Does GPT-4 Know How High the Alps Are?

I’m getting ready to give some public local talks about AI. Last week I shared some pictures that I think might help people understand ChatGPT, specifically:

My first thought is that GPT-4 was giving incorrect estimates of the heights of these mountains because it does not actually “know” the correct elevations. But then a nagging question came to mind.

GPT has a “creativity parameter.” Sometimes, it intentionally does not select the top-rated next word in a sentence, for example, in order to avoid being stiff and boring. Could GPT-4 know the exact elevation of these mountains, and it is just intentionally being “creative,” in this case?

I do not want to stand up in front of the local Rotary Club and say something wrong. So, I went to a true expert, Lenny Bogdonoff, to ask for help. Here is his reply:

Not quite. It’s not that it knows or doesn’t know, but based on the prompt, it’s likely unable to parse the specific details and is outputting results respectively. There is a component of stochastic behavior based on what part of the model weights are activated.

One common practice to help avoid this and see what the model does grasp, is to ask it to think step by step, and explain its reasoning. When doing this, you can see the fault in logic.

All that being said, the vision model is actually faulty in being able to grasp the relative position of information, so this kind of task will be more likely to hallucinate.

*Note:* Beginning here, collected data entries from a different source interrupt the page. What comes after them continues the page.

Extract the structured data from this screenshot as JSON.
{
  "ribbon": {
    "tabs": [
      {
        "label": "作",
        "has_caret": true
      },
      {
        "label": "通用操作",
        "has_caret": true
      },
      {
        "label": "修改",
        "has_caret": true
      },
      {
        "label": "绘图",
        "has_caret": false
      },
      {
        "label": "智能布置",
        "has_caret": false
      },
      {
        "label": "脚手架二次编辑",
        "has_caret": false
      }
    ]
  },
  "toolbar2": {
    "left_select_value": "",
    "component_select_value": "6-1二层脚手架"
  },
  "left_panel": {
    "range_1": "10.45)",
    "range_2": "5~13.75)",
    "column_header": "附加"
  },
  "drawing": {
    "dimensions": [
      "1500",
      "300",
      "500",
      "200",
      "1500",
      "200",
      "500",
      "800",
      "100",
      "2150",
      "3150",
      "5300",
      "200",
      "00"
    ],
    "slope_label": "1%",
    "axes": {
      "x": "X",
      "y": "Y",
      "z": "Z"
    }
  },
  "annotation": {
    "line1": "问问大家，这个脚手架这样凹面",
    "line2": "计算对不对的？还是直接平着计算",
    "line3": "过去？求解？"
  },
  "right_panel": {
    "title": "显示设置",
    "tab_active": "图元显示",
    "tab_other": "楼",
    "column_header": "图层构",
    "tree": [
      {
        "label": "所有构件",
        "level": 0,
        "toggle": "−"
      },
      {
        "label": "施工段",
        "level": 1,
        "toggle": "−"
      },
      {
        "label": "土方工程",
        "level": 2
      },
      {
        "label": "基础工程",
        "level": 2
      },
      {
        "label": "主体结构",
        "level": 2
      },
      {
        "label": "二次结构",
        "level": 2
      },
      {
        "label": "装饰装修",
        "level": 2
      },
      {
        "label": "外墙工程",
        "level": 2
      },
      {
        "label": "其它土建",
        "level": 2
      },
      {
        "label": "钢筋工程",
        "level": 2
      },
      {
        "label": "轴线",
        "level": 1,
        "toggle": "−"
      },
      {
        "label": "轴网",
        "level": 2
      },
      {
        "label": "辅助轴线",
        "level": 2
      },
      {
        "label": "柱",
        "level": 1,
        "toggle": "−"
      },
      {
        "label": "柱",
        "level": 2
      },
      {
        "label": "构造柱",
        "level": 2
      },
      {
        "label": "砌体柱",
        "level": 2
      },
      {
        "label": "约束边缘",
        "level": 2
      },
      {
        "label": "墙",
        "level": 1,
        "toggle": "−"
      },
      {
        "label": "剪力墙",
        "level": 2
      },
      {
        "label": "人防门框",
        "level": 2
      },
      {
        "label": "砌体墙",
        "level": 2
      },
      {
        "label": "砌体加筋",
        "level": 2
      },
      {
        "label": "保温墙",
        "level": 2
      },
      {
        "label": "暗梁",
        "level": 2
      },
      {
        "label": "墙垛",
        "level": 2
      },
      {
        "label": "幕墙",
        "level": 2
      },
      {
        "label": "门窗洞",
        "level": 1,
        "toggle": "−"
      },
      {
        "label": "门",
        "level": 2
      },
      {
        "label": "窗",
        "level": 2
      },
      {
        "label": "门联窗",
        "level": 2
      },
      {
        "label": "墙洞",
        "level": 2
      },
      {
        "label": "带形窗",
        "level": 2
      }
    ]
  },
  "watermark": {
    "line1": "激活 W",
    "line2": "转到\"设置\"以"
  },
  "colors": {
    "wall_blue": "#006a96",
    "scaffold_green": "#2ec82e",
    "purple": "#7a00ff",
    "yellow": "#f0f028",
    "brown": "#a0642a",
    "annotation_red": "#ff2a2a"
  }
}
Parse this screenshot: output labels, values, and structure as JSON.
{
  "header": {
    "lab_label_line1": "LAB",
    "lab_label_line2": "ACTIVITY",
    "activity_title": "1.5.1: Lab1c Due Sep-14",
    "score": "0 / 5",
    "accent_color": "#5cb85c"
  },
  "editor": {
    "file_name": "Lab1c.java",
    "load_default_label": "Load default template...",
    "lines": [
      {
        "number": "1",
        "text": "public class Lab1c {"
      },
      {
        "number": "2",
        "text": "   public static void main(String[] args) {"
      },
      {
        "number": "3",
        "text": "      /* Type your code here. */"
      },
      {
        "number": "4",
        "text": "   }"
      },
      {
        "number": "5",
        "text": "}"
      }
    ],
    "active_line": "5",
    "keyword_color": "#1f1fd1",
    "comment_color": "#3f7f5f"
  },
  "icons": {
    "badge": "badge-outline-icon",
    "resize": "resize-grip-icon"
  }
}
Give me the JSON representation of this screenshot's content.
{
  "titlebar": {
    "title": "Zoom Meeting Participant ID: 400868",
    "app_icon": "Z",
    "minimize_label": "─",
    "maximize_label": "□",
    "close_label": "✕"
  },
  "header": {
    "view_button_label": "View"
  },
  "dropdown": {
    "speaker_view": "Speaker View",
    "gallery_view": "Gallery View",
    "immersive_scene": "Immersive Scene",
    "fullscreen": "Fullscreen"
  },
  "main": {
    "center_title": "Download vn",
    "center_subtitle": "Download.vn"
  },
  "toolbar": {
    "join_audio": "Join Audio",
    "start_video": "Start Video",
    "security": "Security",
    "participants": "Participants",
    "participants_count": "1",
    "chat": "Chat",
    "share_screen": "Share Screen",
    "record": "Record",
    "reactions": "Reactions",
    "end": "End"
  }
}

There are better vision models, that aren’t OpenAI based. For example Qwen-VL-Max is very good, from the Chinese company Alibaba. Another is LLaVA which uses different baselines of open source language models to add vision capabilities

Depending on what you are needing vision for, models can be spiky in capability. Good at OCR but bad at relative positioning. Good at classifying a specific UI element, but bad at detecting plants, etc etc. 

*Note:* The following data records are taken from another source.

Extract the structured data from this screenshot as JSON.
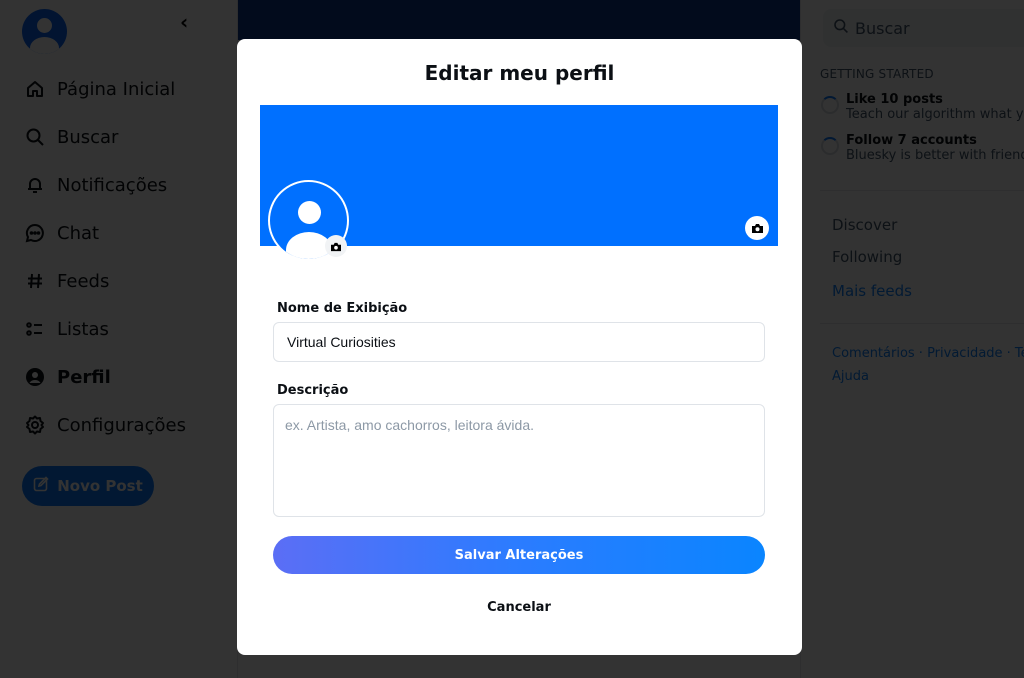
{
  "left_nav": {
    "collapse_glyph": "‹",
    "items": [
      {
        "label": "Página Inicial",
        "icon": "home-icon"
      },
      {
        "label": "Buscar",
        "icon": "search-icon"
      },
      {
        "label": "Notificações",
        "icon": "bell-icon"
      },
      {
        "label": "Chat",
        "icon": "chat-icon"
      },
      {
        "label": "Feeds",
        "icon": "hash-icon"
      },
      {
        "label": "Listas",
        "icon": "list-icon"
      },
      {
        "label": "Perfil",
        "icon": "user-circle-icon",
        "active": true
      },
      {
        "label": "Configurações",
        "icon": "gear-icon"
      }
    ],
    "new_post_label": "Novo Post"
  },
  "right_sidebar": {
    "search_placeholder": "Buscar",
    "getting_started": {
      "title": "GETTING STARTED",
      "items": [
        {
          "title": "Like 10 posts",
          "subtitle": "Teach our algorithm what you like"
        },
        {
          "title": "Follow 7 accounts",
          "subtitle": "Bluesky is better with friends!"
        }
      ]
    },
    "feeds": [
      "Discover",
      "Following"
    ],
    "more_feeds_label": "Mais feeds",
    "footer_line1": "Comentários · Privacidade · Termos",
    "footer_line2": "Ajuda"
  },
  "modal": {
    "title": "Editar meu perfil",
    "display_name_label": "Nome de Exibição",
    "display_name_value": "Virtual Curiosities",
    "description_label": "Descrição",
    "description_placeholder": "ex. Artista, amo cachorros, leitora ávida.",
    "description_value": "",
    "save_label": "Salvar Alterações",
    "cancel_label": "Cancelar",
    "colors": {
      "cover": "#0070ff",
      "save_gradient_start": "#5b6ef5",
      "save_gradient_end": "#0a85ff"
    }
  }
}
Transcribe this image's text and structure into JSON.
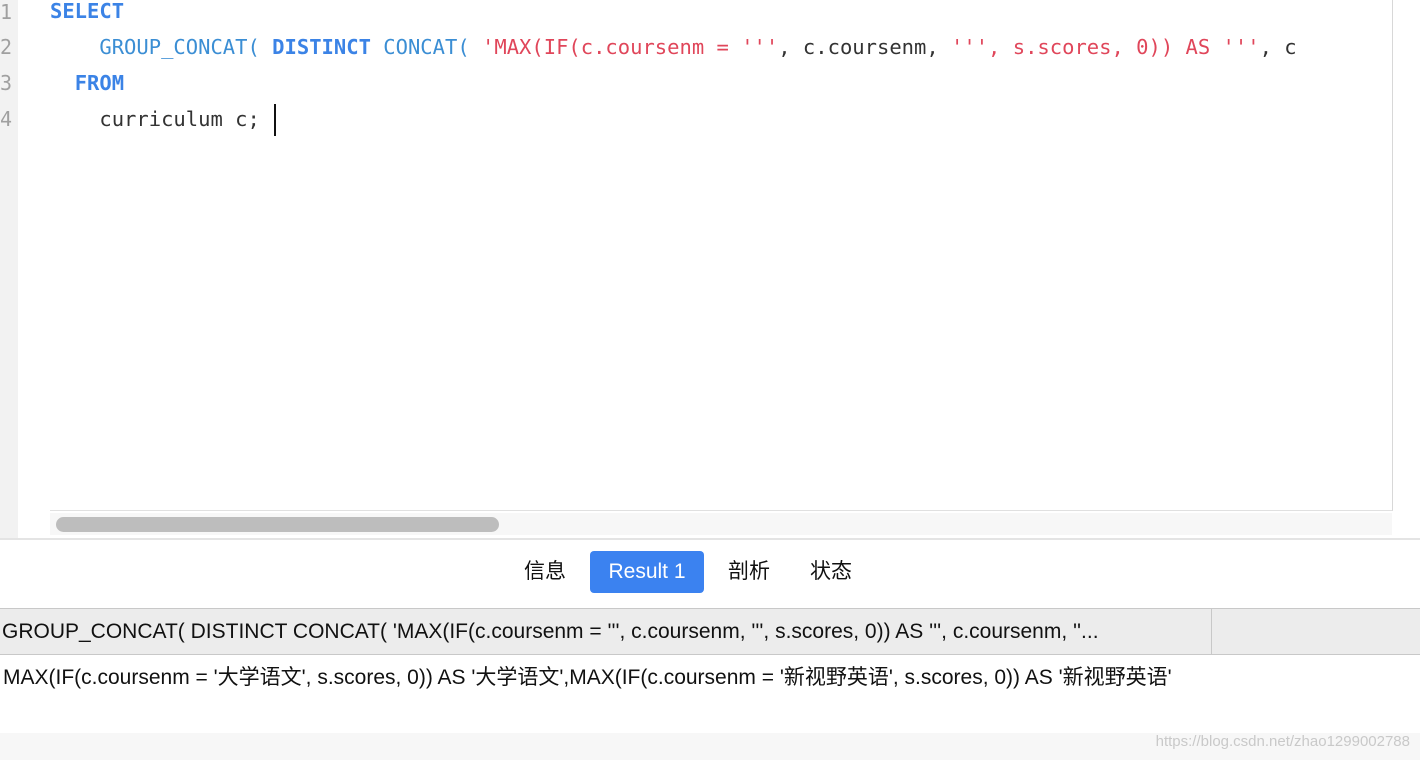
{
  "editor": {
    "line_numbers": [
      "1",
      "2",
      "3",
      "4"
    ],
    "line1": {
      "kw": "SELECT"
    },
    "line2": {
      "indent": "    ",
      "fn1": "GROUP_CONCAT(",
      "kw": "DISTINCT",
      "fn2": "CONCAT(",
      "str1": "'MAX(IF(c.coursenm = '''",
      "plain1": ", c.coursenm, ",
      "str2": "''', s.scores, 0)) AS '''",
      "plain2": ", c"
    },
    "line3": {
      "indent": "  ",
      "kw": "FROM"
    },
    "line4": {
      "indent": "    ",
      "text": "curriculum c;"
    }
  },
  "tabs": [
    {
      "label": "信息",
      "active": false
    },
    {
      "label": "Result 1",
      "active": true
    },
    {
      "label": "剖析",
      "active": false
    },
    {
      "label": "状态",
      "active": false
    }
  ],
  "result": {
    "column_header": "GROUP_CONCAT( DISTINCT CONCAT( 'MAX(IF(c.coursenm = ''', c.coursenm, ''', s.scores, 0)) AS ''', c.coursenm, ''...",
    "rows": [
      "MAX(IF(c.coursenm = '大学语文', s.scores, 0)) AS '大学语文',MAX(IF(c.coursenm = '新视野英语', s.scores, 0)) AS '新视野英语'"
    ]
  },
  "watermark": "https://blog.csdn.net/zhao1299002788",
  "colors": {
    "keyword": "#3b83e6",
    "function": "#3b8ed4",
    "string": "#e0465a",
    "active_tab": "#3b82f0"
  }
}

Joy: So, I think I can tell the Rotary Club that GPT was “wrong” as opposed to “intentionally creative.” I think, as I originally concluded, you should not make ChatGPT the pilot of your airplane and go to sleep when approaching the Alps. ChatGPT should be used for what it is good at, such as writing the rough draft of a cover letter. (We have great “autopilot” software for flying planes, already, without involving large language models.)

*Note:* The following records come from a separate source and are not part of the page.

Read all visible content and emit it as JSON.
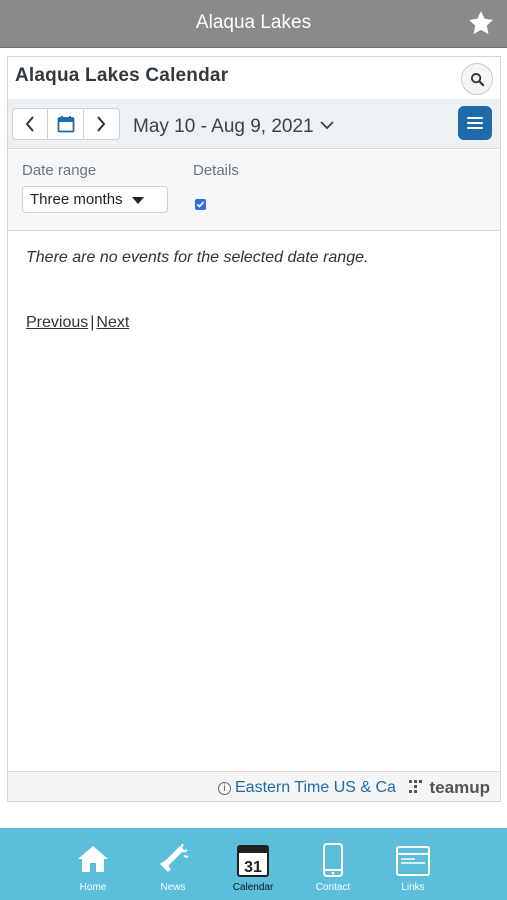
{
  "app": {
    "title": "Alaqua Lakes"
  },
  "calendar": {
    "title": "Alaqua Lakes Calendar",
    "date_range": "May 10 - Aug 9, 2021",
    "filters": {
      "date_range_label": "Date range",
      "date_range_value": "Three months",
      "details_label": "Details",
      "details_checked": true
    },
    "empty_message": "There are no events for the selected date range.",
    "pager": {
      "previous": "Previous",
      "separator": "|",
      "next": "Next"
    },
    "footer": {
      "timezone": "Eastern Time US & Ca",
      "brand": "teamup"
    }
  },
  "tabs": [
    {
      "label": "Home",
      "icon": "home-icon"
    },
    {
      "label": "News",
      "icon": "megaphone-icon"
    },
    {
      "label": "Calendar",
      "icon": "calendar-31-icon",
      "day": "31",
      "active": true
    },
    {
      "label": "Contact",
      "icon": "phone-icon"
    },
    {
      "label": "Links",
      "icon": "browser-window-icon"
    }
  ],
  "colors": {
    "topbar": "#8a8a8a",
    "tabbar": "#5bbfdc",
    "accent": "#1f6aa8"
  }
}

Another expert, Gavin Leech, also weighed in with some helpful background information:

  • the creativity parameter is known as temperature. But you can actually radically change the output (intelligence, style, creativity) by using more complicated sampling schemes. The best analogy for changing the sampling scheme is that you’re giving it a psychiatric drug. Changing the prompt, conversely, is like CBT or one of those cute mindset interventions.
  • For each real-name model (e.g. “gpt-4-0613”), there’s 3 versions: the base model (which now no one except highly vetted researchers have access to), the instruction-tuned model, and the RLHF (or rather RLAIF) model. The base model is wildly creative, unhinged, but the RLHF one (which the linked researchers use) is heavily electroshocked into not intentionally making things up (as Lenny says).
  • It’s currently not usually possible to diagnose an error – the proverbial black box. My friends are working on this though
  • For more, note OpenAI admitting the “laziness” of their own models. the Turbo model line is intended to fix this.

Thank you, Lenny and Gavin, for donating your insights.